Members of the committee want to explain their anxieties about the tender process to the auditor, who has been asked by Minister for Home Affairs Nosiviwe Mapisa Nqakula to investigate.
The tender process began in March 2006, launched by the State Information Technology Agency (Sita) and several local and international companies responded. In September 2006, Sita's supplier selection authority recommended GijimaAst as the successful bidder for the R2bn plus contract.
But the final award was delayed for 12 months, at least partly because Mapisa-Nqakula appointed a multiparty task team to review the department's IT projects and operations.
The task team presented its report and recommendation to the minister and Parliament, and was followed by the appointment by cabinet of Mavuso Msimang as the new director general of home affairs May 2007. Msimang used to be the chief at Sita.

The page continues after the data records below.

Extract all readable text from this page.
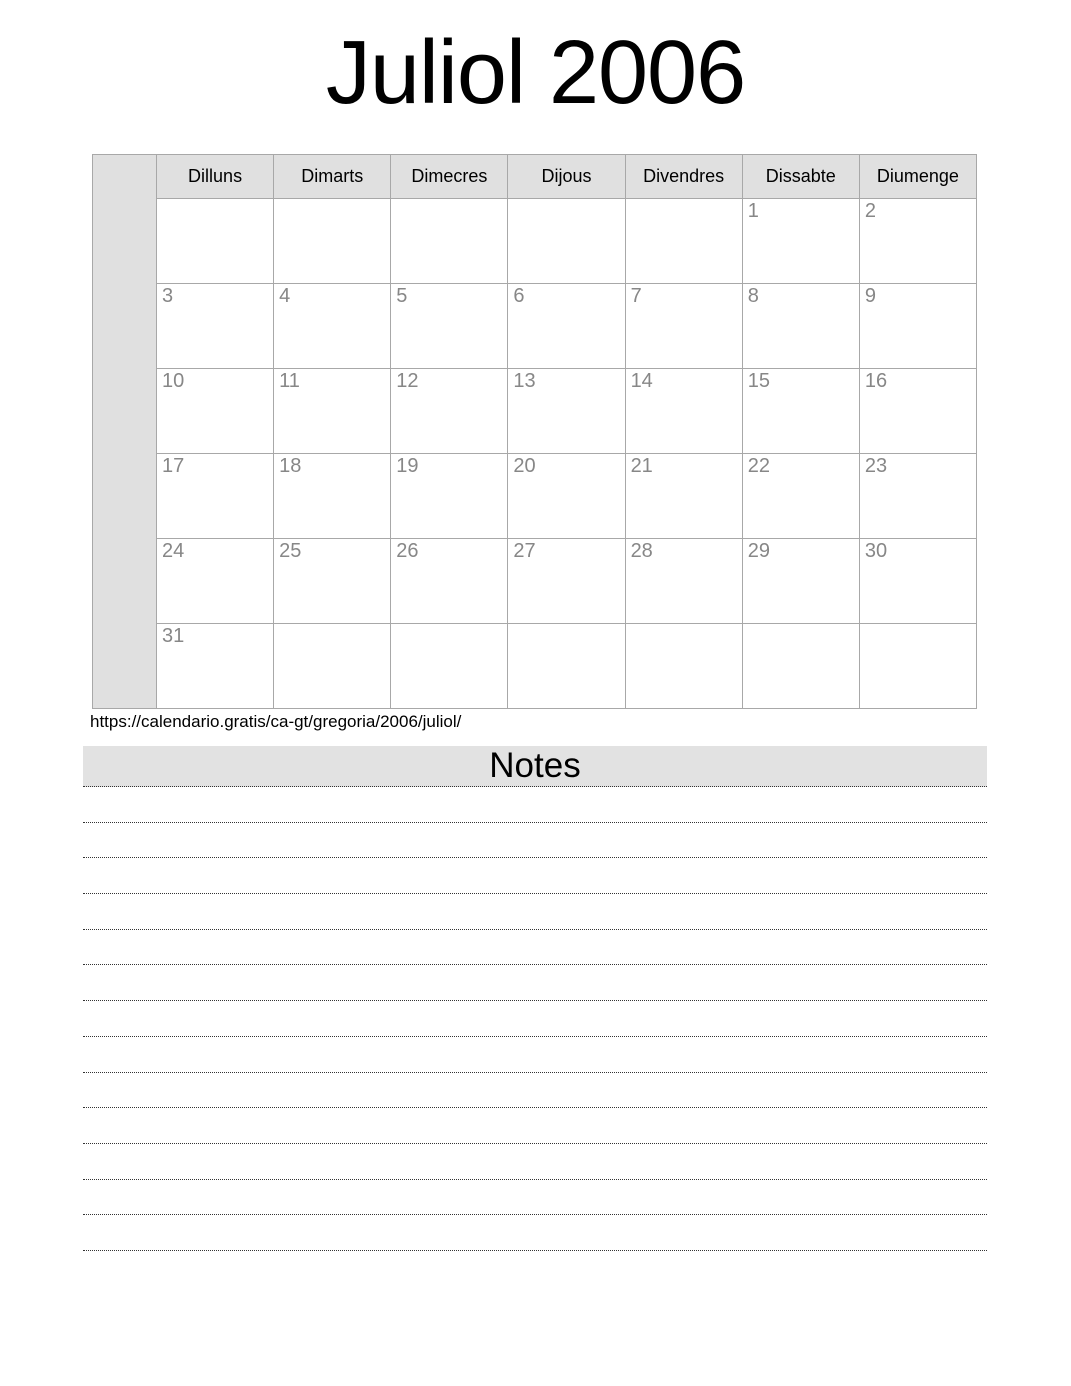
Juliol 2006
	Dilluns	Dimarts	Dimecres	Dijous	Divendres	Dissabte	Diumenge

						1	2

	3	4	5	6	7	8	9

	10	11	12	13	14	15	16

	17	18	19	20	21	22	23

	24	25	26	27	28	29	30

	31						

https://calendario.gratis/ca-gt/gregoria/2006/juliol/
Notes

'Who am I online?' is a single citizen-centred project and will focus on the registration of the South African population, including the administration and management of life events of citizens. The project is said to be vital to monitoring the comings and goings of foreign visitors, specifically during major international events.
The project will be a technologically advanced system that will provide immigration officials, the police, national health and emergency services, transportation and revenue services, among others, with a single view of information for every person that enters and leaves the country.
In addition to their concern about the tenders, members of the committee are disturbed by what they see as the doubling of the cost of the system. Nonhlanhla Nkabinde, home affairs spokesperson for the opposition United Democratic Movement, said on Wednesday that R4bn for the project is "unacceptable".
She said she was disturbed to hear that the report on the awarding of tenders was in limbo because the Sita chief executive has resigned.
"It is clear that somebody is failing his/her duties and this cannot be tolerated," Nkabinde said.
"How can the figure have risen so abnormally, whilst those responsible cannot account for the initial awarding of contracts?